Abhay Singh, MD, MPH: Risks might be, yes, absolutely. So, we have a wonderful team that works here for the CHIP Clinic. They make it really easy for our patients. The first effort is the enrollment. They get the blood test done, and then we just try to coordinate their visits when they're actually coming here for their visits. So, there're no extra visits. There're no extra drawings. So that's how it's very streamlined for them for this. So, it is not burdensome or onerous for the patients at all.
Dale Shepard, MD, PhD: Excellent. What else do you find most exciting on the horizon? Where do you think this is all going to take us in the end?
Abhay Singh, MD, MPH: So, I think science has advanced so much in the last decade or, so we are moved away. We are trying to find newer therapies, targeted therapies, immunotherapies. And we are doing great in terms of improving survival and quality of life for our patients. But I think where we might have a little more room to expand and grow is the preventive side of things. So, my passion is blood cancer prevention. I'm an internal medicine and preventive medicine trained. So, this CHIP Clinic is an important thing for us here at the clinic to be at the forefront of preventive medicine and preventing things from happening so we can help our patients enjoy a better quality of life and then improve survival outcomes.
Dale Shepard, MD, PhD: And as you mentioned previously, a lot of this focus is sort of on survivorship, but we may learn more and actually be moving this upstream so that we actually can tailor therapies accordingly.

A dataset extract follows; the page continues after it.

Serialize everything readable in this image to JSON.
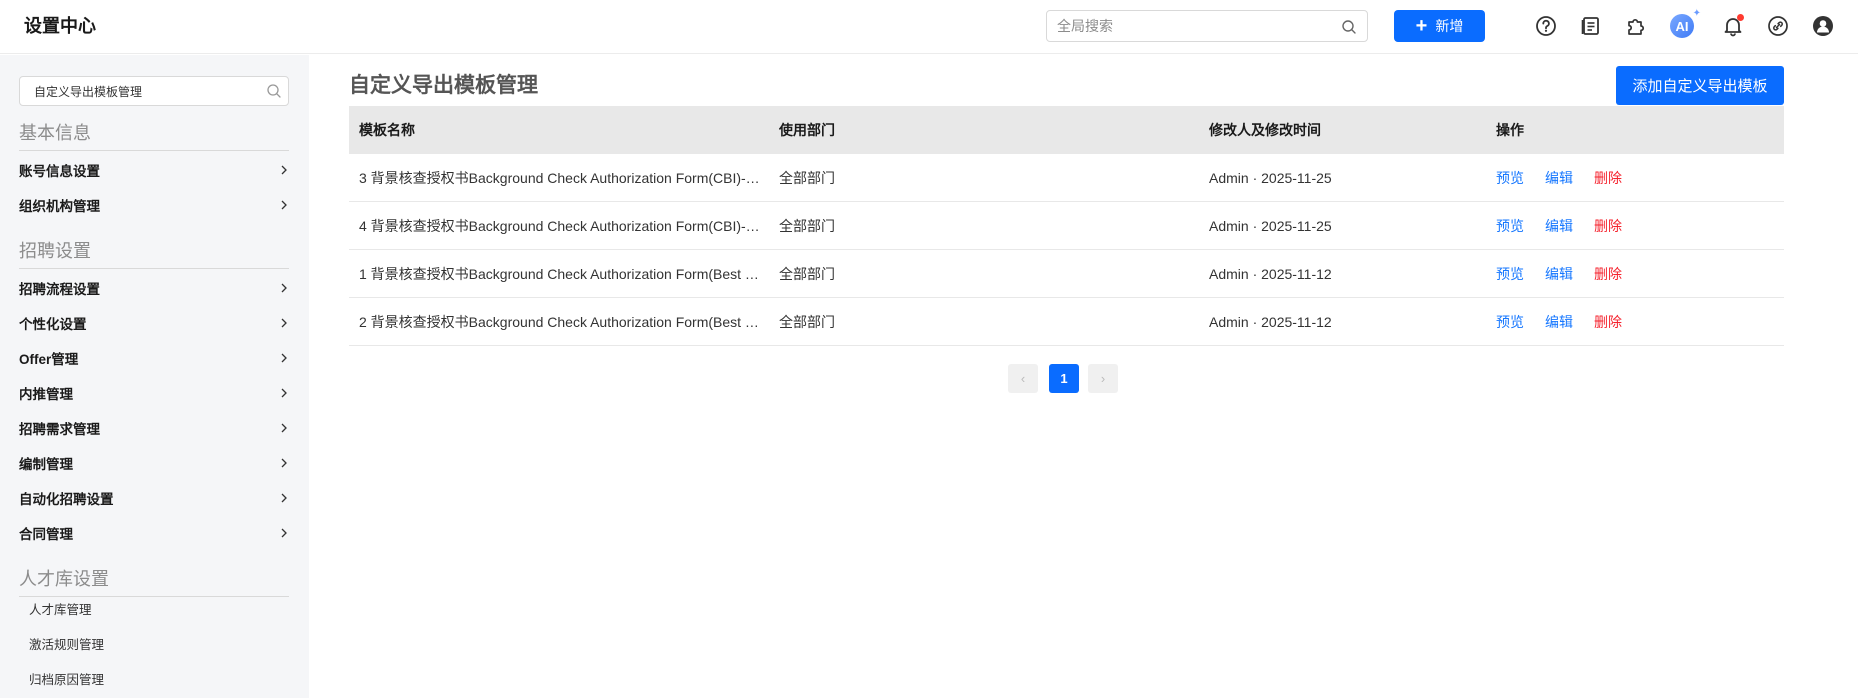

Abhay Singh, MD, MPH: Absolutely. That is the goal. So, we're trying to enter into this phase of expansion, where it will be exactly how you mentioned. We will try to go to the upfront setting, so we are able to capture mutations prior to any exposure and then monitor clonal evolution over time in this multi-year study. And also, we are trying to be cognizant of the fact that we have a lot of patients who go to our region as well. So, we're trying to expand to all our regional sites as well so that our patients can benefit from our regional sites as well.
Dale Shepard, MD, PhD: Wow. That's great. So that's some outstanding work. I appreciate all you're doing in this area. Thanks for giving us some great insights today.
Abhay Singh, MD, MPH: Thank you so much, Dr. Shepard, for your kind words and for having me over. This was wonderful.